Wurmberg. Mit seiner Familie flüchtete Abdulkarim Al Daghli aus Aleppo. Seit 2015 ist er in Deutschland und hat sich integriert. Heute betreibt der vierfache Vater eine Änderungsschneiderei in Wurmberg. Mit einem Flüchtlingshelfer gründete er kürzlich eine Firma und stellt modische Mundschutze her.

Höflich lächelnd steht Abdulkarim Al Daghli am Tresen seiner Änderungsschneiderei in Wurmberg. Eine Kundin betritt den Laden, kaum fünf Minuten dauert das Gespräch. Sie gibt einen Änderungsauftrag ab und wird verabschiedet. Ebenso respektvoll, wie sie im Laden des 46-jährigen Syrers begrüßt wurde. Einige Schritte abseits steht der Uhrenfabrikant und ehrenamtliche Flüchtlingshelfer Bruno Söhnle. Er beobachtet das Geschehen und wirkt zufrieden. Zumindest strahlen das seine Augen aus. Die untere Gesichtspartie ist unter einem Mundschutz verborgen. Doch unter keiner der typischen Einwegmasken, wie man sie in der Apotheke kaufen kann. Blau, passend zum Sakko, gefertigt vom Syrer Al Daghli. Made in Wurmberg.

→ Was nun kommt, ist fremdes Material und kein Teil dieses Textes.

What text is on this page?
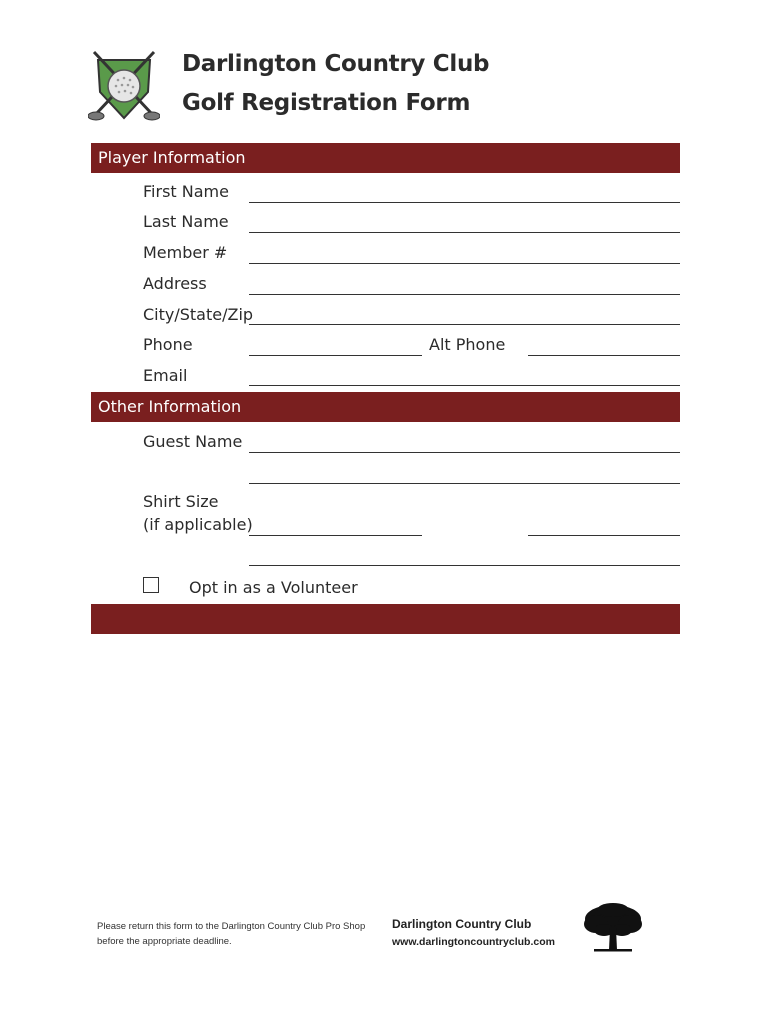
Darlington Country Club
Golf Registration Form
Player Information
First Name
Last Name
Member #
Address
City/State/Zip
Phone	Alt Phone
Email
Other Information
Guest Name
Shirt Size
(if applicable)
Opt in as a Volunteer
Please return this form to the Darlington Country Club Pro Shop before the appropriate deadline.
Darlington Country Club
www.darlingtoncountryclub.com
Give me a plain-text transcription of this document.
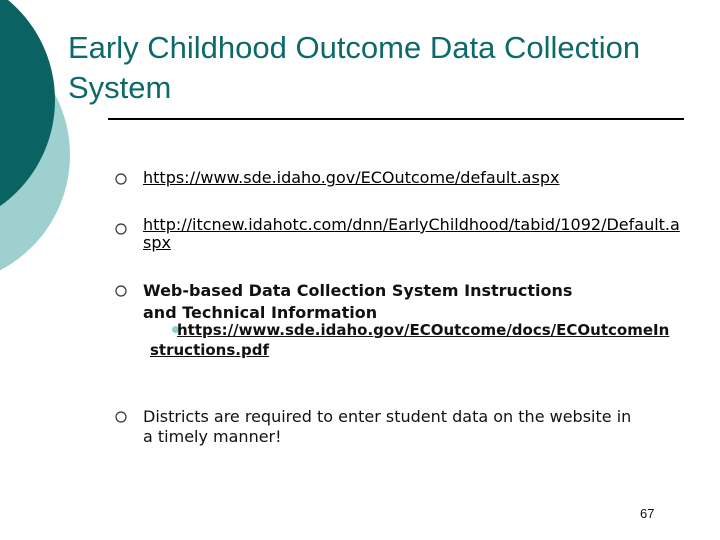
Early Childhood Outcome Data Collection System
https://www.sde.idaho.gov/ECOutcome/default.aspx
http://itcnew.idahotc.com/dnn/EarlyChildhood/tabid/1092/Default.aspx
Web-based Data Collection System Instructions and Technical Information
https://www.sde.idaho.gov/ECOutcome/docs/ECOutcomeInstructions.pdf
Districts are required to enter student data on the website in a timely manner!
67
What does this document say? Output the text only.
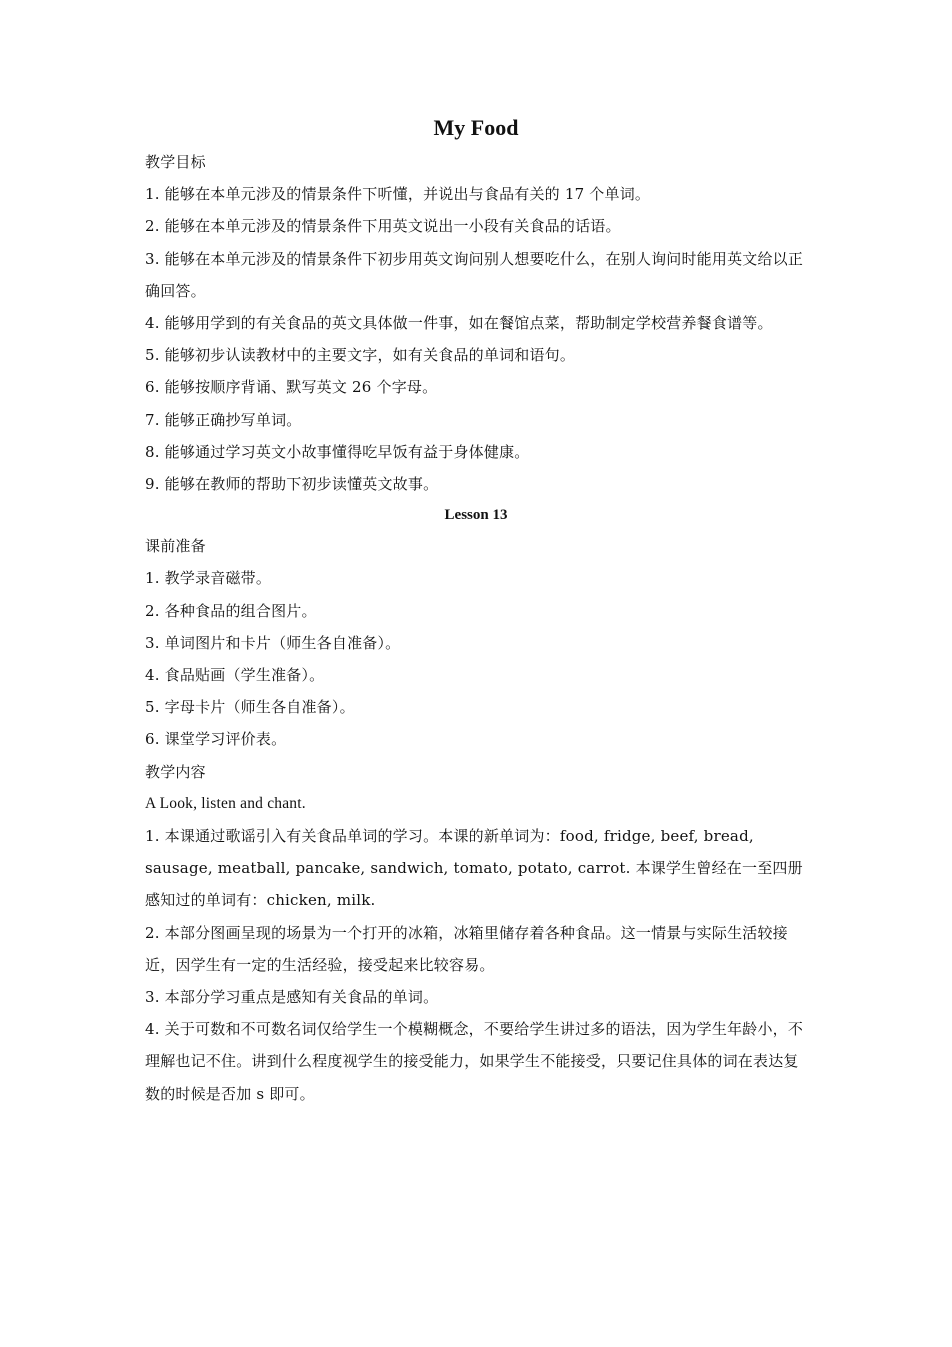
My Food

教学目标

1. 能够在本单元涉及的情景条件下听懂，并说出与食品有关的 17 个单词。

2. 能够在本单元涉及的情景条件下用英文说出一小段有关食品的话语。

3. 能够在本单元涉及的情景条件下初步用英文询问别人想要吃什么，在别人询问时能用英文给以正确回答。

4. 能够用学到的有关食品的英文具体做一件事，如在餐馆点菜，帮助制定学校营养餐食谱等。

5. 能够初步认读教材中的主要文字，如有关食品的单词和语句。

6. 能够按顺序背诵、默写英文 26 个字母。

7. 能够正确抄写单词。

8. 能够通过学习英文小故事懂得吃早饭有益于身体健康。

9. 能够在教师的帮助下初步读懂英文故事。

Lesson 13

课前准备

1. 教学录音磁带。

2. 各种食品的组合图片。

3. 单词图片和卡片（师生各自准备）。

4. 食品贴画（学生准备）。

5. 字母卡片（师生各自准备）。

6. 课堂学习评价表。

教学内容

A Look, listen and chant.

1. 本课通过歌谣引入有关食品单词的学习。本课的新单词为：food, fridge, beef, bread, sausage, meatball, pancake, sandwich, tomato, potato, carrot. 本课学生曾经在一至四册感知过的单词有：chicken, milk.

2. 本部分图画呈现的场景为一个打开的冰箱，冰箱里储存着各种食品。这一情景与实际生活较接近，因学生有一定的生活经验，接受起来比较容易。

3. 本部分学习重点是感知有关食品的单词。

4. 关于可数和不可数名词仅给学生一个模糊概念，不要给学生讲过多的语法，因为学生年龄小，不理解也记不住。讲到什么程度视学生的接受能力，如果学生不能接受，只要记住具体的词在表达复数的时候是否加 s 即可。
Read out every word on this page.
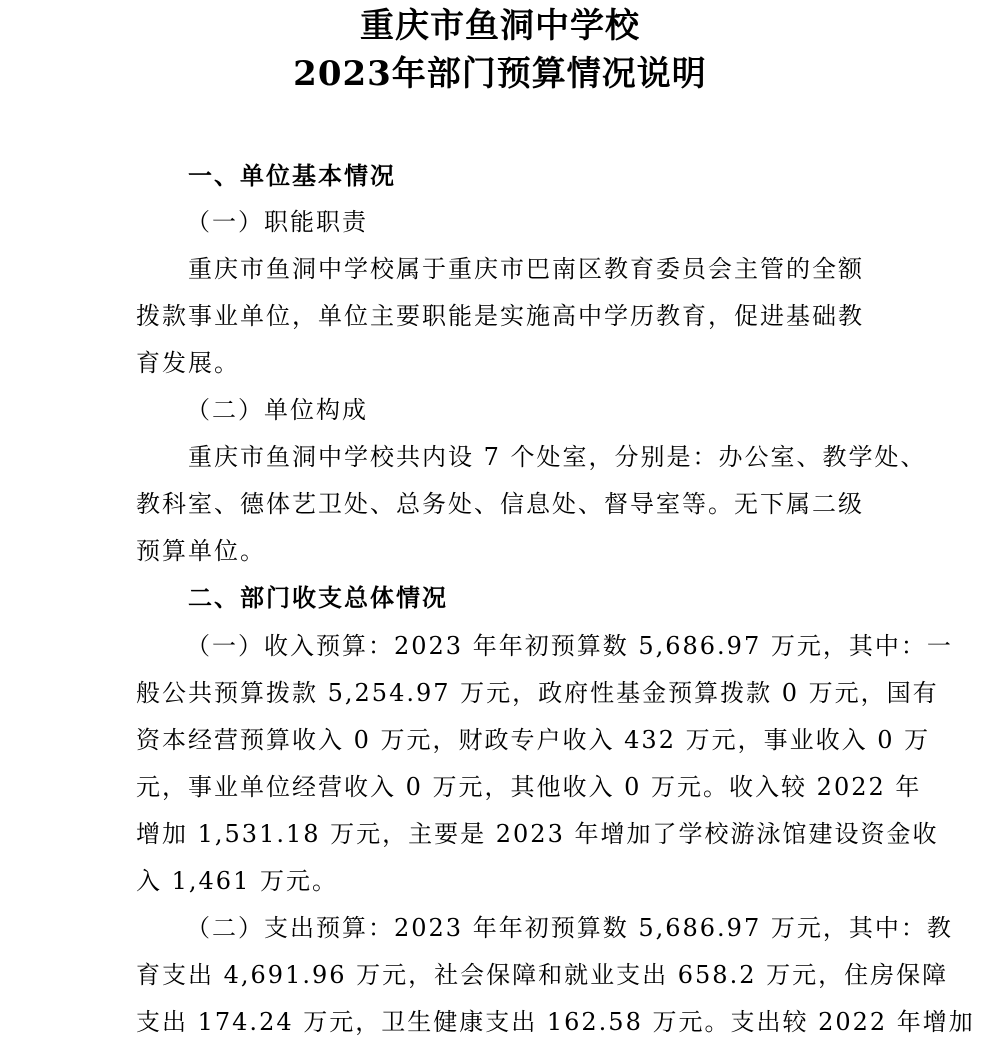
重庆市鱼洞中学校
2023年部门预算情况说明
一、单位基本情况
（一）职能职责
重庆市鱼洞中学校属于重庆市巴南区教育委员会主管的全额
拨款事业单位，单位主要职能是实施高中学历教育，促进基础教
育发展。
（二）单位构成
重庆市鱼洞中学校共内设 7 个处室，分别是：办公室、教学处、
教科室、德体艺卫处、总务处、信息处、督导室等。无下属二级
预算单位。
二、部门收支总体情况
（一）收入预算：2023 年年初预算数 5,686.97 万元，其中：一
般公共预算拨款 5,254.97 万元，政府性基金预算拨款 0 万元，国有
资本经营预算收入 0 万元，财政专户收入 432 万元，事业收入 0 万
元，事业单位经营收入 0 万元，其他收入 0 万元。收入较 2022 年
增加 1,531.18 万元，主要是 2023 年增加了学校游泳馆建设资金收
入 1,461 万元。
（二）支出预算：2023 年年初预算数 5,686.97 万元，其中：教
育支出 4,691.96 万元，社会保障和就业支出 658.2 万元，住房保障
支出 174.24 万元，卫生健康支出 162.58 万元。支出较 2022 年增加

Papa Schneider und Opa Bruno

Der vierfache Vater betreibt den kleinen Schneiderladen am Ortsrand der Enzkreisgemeinde seit nunmehr vier Jahren. Zuvor ist er mit seiner Frau und den vier Söhnen aus Aleppo vor dem Bürgerkrieg in seinem Heimatland Syrien geflüchtet. Über die Türkei kam er nach Deutschland und wurde freundlich empfangen, wie er berichtet. Erst war die Familie in München untergebracht, dann in Karlsruhe, Ellmendingen, Heidelberg, Remchingen – und nun habe er eine neue Heimat in Wurmberg gefunden „Ich liebe Wurmberg. Es gibt hier viele nette Menschen, die mir geholfen haben“, erzählt Al Daghli in sehr gutem Deutsch. Letzteres kam jedoch nicht von allein: „Ich habe ab 2017 einen Deutschkurs angefangen und bestanden.“

Gearbeitet habe er nach dem Kurs, den er täglich von 8.30 bis 12.30 Uhr besuchte. Zunächst habe ihn seine Frau im Laden unterstützt. Doch reichte das Geld nicht. Daher arbeite sie mittlerweile in einer Wurmberger Wäscherei.

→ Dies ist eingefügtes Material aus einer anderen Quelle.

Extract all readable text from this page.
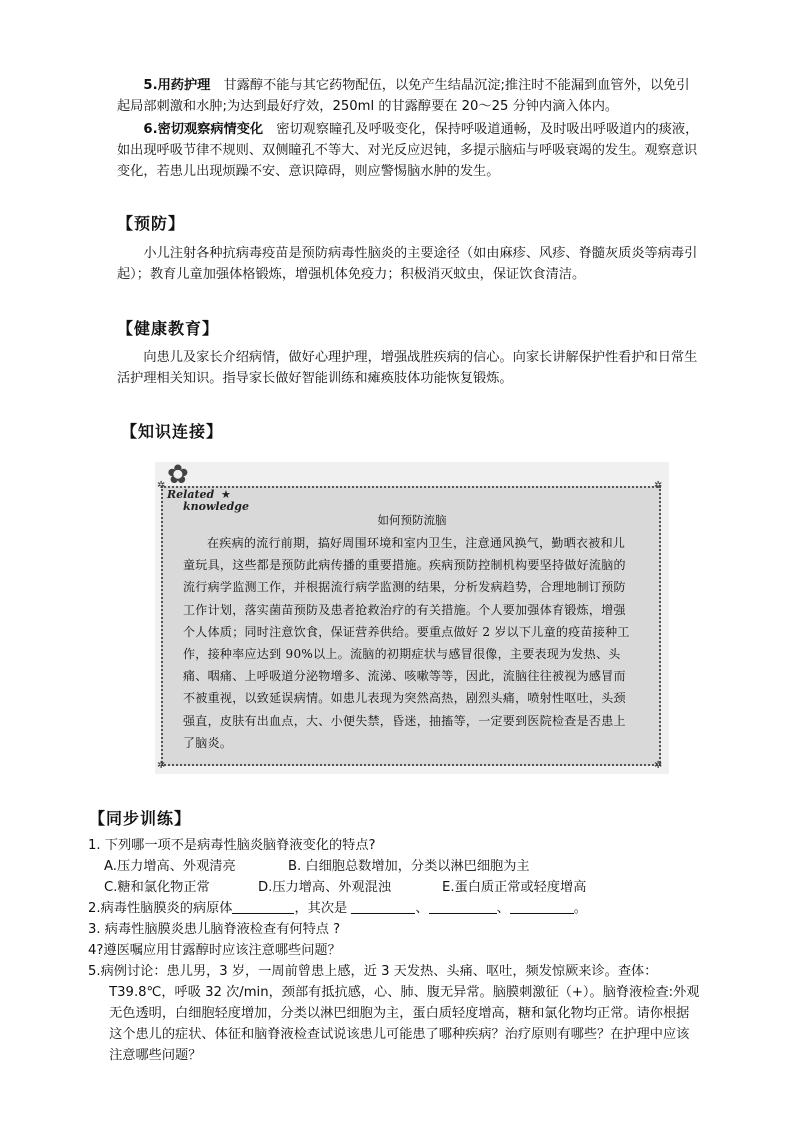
5.用药护理　甘露醇不能与其它药物配伍，以免产生结晶沉淀;推注时不能漏到血管外，以免引起局部刺激和水肿;为达到最好疗效，250ml 的甘露醇要在 20～25 分钟内滴入体内。
6.密切观察病情变化　密切观察瞳孔及呼吸变化，保持呼吸道通畅，及时吸出呼吸道内的痰液，如出现呼吸节律不规则、双侧瞳孔不等大、对光反应迟钝，多提示脑疝与呼吸衰竭的发生。观察意识变化，若患儿出现烦躁不安、意识障碍，则应警惕脑水肿的发生。
【预防】
小儿注射各种抗病毒疫苗是预防病毒性脑炎的主要途径（如由麻疹、风疹、脊髓灰质炎等病毒引起）；教育儿童加强体格锻炼，增强机体免疫力；积极消灭蚊虫，保证饮食清洁。
【健康教育】
向患儿及家长介绍病情，做好心理护理，增强战胜疾病的信心。向家长讲解保护性看护和日常生活护理相关知识。指导家长做好智能训练和瘫痪肢体功能恢复锻炼。
【知识连接】
✲	✲
✲	✲
✿
Related ★
knowledge
如何预防流脑
在疾病的流行前期，搞好周围环境和室内卫生，注意通风换气，勤晒衣被和儿童玩具，这些都是预防此病传播的重要措施。疾病预防控制机构要坚持做好流脑的流行病学监测工作，并根据流行病学监测的结果，分析发病趋势，合理地制订预防工作计划，落实菌苗预防及患者抢救治疗的有关措施。个人要加强体育锻炼，增强个人体质；同时注意饮食，保证营养供给。要重点做好 2 岁以下儿童的疫苗接种工作，接种率应达到 90%以上。流脑的初期症状与感冒很像，主要表现为发热、头痛、咽痛、上呼吸道分泌物增多、流涕、咳嗽等等，因此，流脑往往被视为感冒而不被重视，以致延误病情。如患儿表现为突然高热，剧烈头痛，喷射性呕吐，头颈强直，皮肤有出血点，大、小便失禁，昏迷，抽搐等，一定要到医院检查是否患上了脑炎。
【同步训练】
1. 下列哪一项不是病毒性脑炎脑脊液变化的特点?
A.压力增高、外观清亮	B. 白细胞总数增加，分类以淋巴细胞为主
C.糖和氯化物正常	D.压力增高、外观混浊	E.蛋白质正常或轻度增高
2.病毒性脑膜炎的病原体	，其次是	、	、	。
3. 病毒性脑膜炎患儿脑脊液检查有何特点 ?
4?遵医嘱应用甘露醇时应该注意哪些问题？
5.病例讨论：患儿男，3 岁，一周前曾患上感，近 3 天发热、头痛、呕吐，频发惊厥来诊。查体：T39.8℃，呼吸 32 次/min，颈部有抵抗感，心、肺、腹无异常。脑膜刺激征（+）。脑脊液检查:外观无色透明，白细胞轻度增加，分类以淋巴细胞为主，蛋白质轻度增高，糖和氯化物均正常。请你根据这个患儿的症状、体征和脑脊液检查试说该患儿可能患了哪种疾病？治疗原则有哪些？在护理中应该注意哪些问题？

Auch in Aleppo hatte die Familie eine Schneiderei. 12 Angestellte hatte er in Syrien. In Wurmberg arbeitet er allein an der Nähmaschine. Nicht ganz allein natürlich, die Familie packe mit an, sagt er. Und dann ist da ja auch noch Bruno Söhnle, Opa Bruno, wie der 80-jährige von der Familie Al Daghli genannt wird. „Und ich nenne ihn gern Papa Schneider“, ergänzt Söhnle.

Ihm sei es am Anfang schwergefallen den Nachnamen des Syrers auszusprechen. Und „Opa“ sei einfach eine schöne Wertschätzung. Seit 2015 die ersten Flüchtlinge in Wurmberg angekommen sind, arbeitet Söhnle in einer Gruppe mit 90 Ehrenamtlichen in der Flüchtlingshilfe.

Betrieb Al Daghli & Söhnle

Seit kurzem verbindet Papa Schneider und Opa Bruno mehr als reine Hilfsbereitschaft und Sympathie. Die GbR Schneiderei Al Daghli & Söhnle entstand aus einer gemeinsamen Idee. Mit der Einführung der Mundschutzpflicht im öffentlichen Nahverkehr und Geschäften seien die Masken immer mehr Teil des Straßenbilds geworden. Doch waren es eher Einmalmasken, die man gesehen habe, sagt Söhnle. Gemeinsam mit dem Syrer habe er an einem Konzept gefeilt, hochwertige und modische Mundschutzmasken herzustellen. „Für mich war von Anfang klar, Herr Al Daghli ist der Fachmann. Er macht die Näharbeiten“, so Söhnle. Er habe lediglich Geld investiert und kümmere sich um den bürokratischen Part des gemeinsamen Geschäfts. Während Söhnle spricht, steht der Al Daghli geduldig und gelassen in seinem Laden.

Bis man ihn direkt nach seiner Arbeit und den Masken fragt. Dann fliegen seine Hände geradezu über die Theke, breiten Stoffmuster und fertige Masken aus. „Wir haben drei Größen. Und wir nähen die Maske mit oder ohne Metallbügel“, sagt Al Daghli mit dem professionellen Enthusiasmus eines erfahrenen Handwerkers. Nachhaltigkeit, Handarbeit und Funktionalität seien wichtig, wie auch das erwünschte Alleinstellungsmerkmal: „Wir wollen die Maske modisch machen“, kommentiert Söhnle.

Die Masken, die man vorbestellen oder fertig im Laden kaufen kann, seien auch für Allergiker geeignet. Zudem seien sie nach dem Waschen sauber und wie neu. Die Filtereinlagen ließen sich zudem ohne Weiteres wechseln. Um auch für die Zukunft gut aufgestellt zu sein und die Menschen mit hochwertigen Masken versorgen zu können, planen Al Daghli und Söhnle sich zu vergrößern. In den ehemaligen Geschäftsräumen des Uhrenfabrikanten stehen bereits zehn Nähmaschinen und warten auf ihren Einsatz.